BACKGROUND: Acquired resistance to standard chemotherapy for tuberculosis (TB) is an increasing problem worldwide. Vietnam has one of the highest incidences of TB and also has a large population of potential migrants to other countries. Since 1979 the International Organisation for Migration (IOM) has been running a supervised programme of TB treatment for intending migrants from Vietnam where few facilities for bacteriological culture and sensitivity testing exist. This study aimed to assess the most important factors for predicting non-response to first-line treatment as treatment starts and whether any further indicators occur during the course of treatment which may enable more accurate prediction of non-response.

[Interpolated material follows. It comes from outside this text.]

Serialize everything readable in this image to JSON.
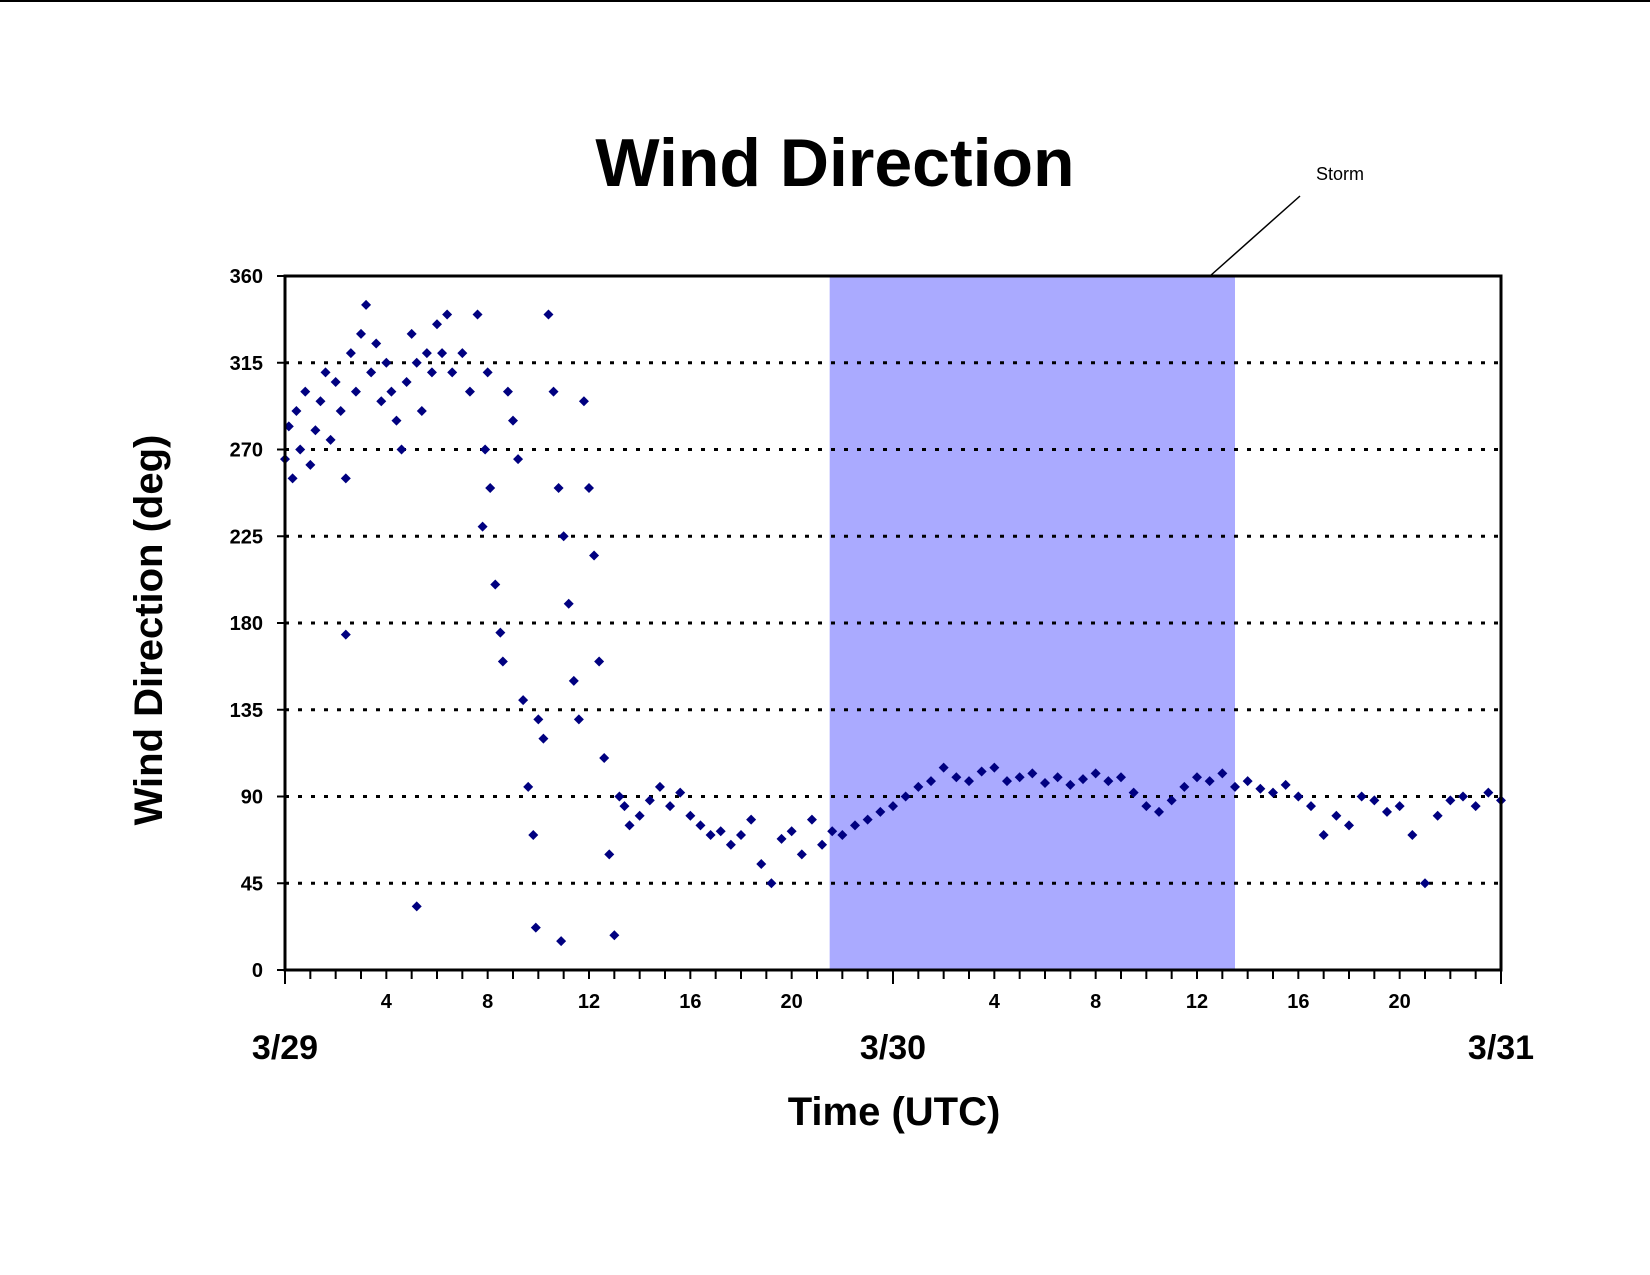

METHODS: In all, 130 subjects failing to respond to first-line therapy (cases) between 1990 and 1995 were compared with 673 subjects who responded to therapy (controls) on various demographic and clinical characteristics using logistic regression to create a prognostic index. Variables analysed included the patient history of past TB treatment, weight, age, sex and radiological and bacteriological findings. All subjects also tested negative for HIV status.
RESULTS: The chief markers of successful response were x-ray signs and degree of sputum smear positivity. These markers provided a prognostic index with an optimal cutoff providing about 70% sensitivity and 80% specificity. Incorporating further measures obtained through the first 3 months of treatment improved the sensitivity to 80%.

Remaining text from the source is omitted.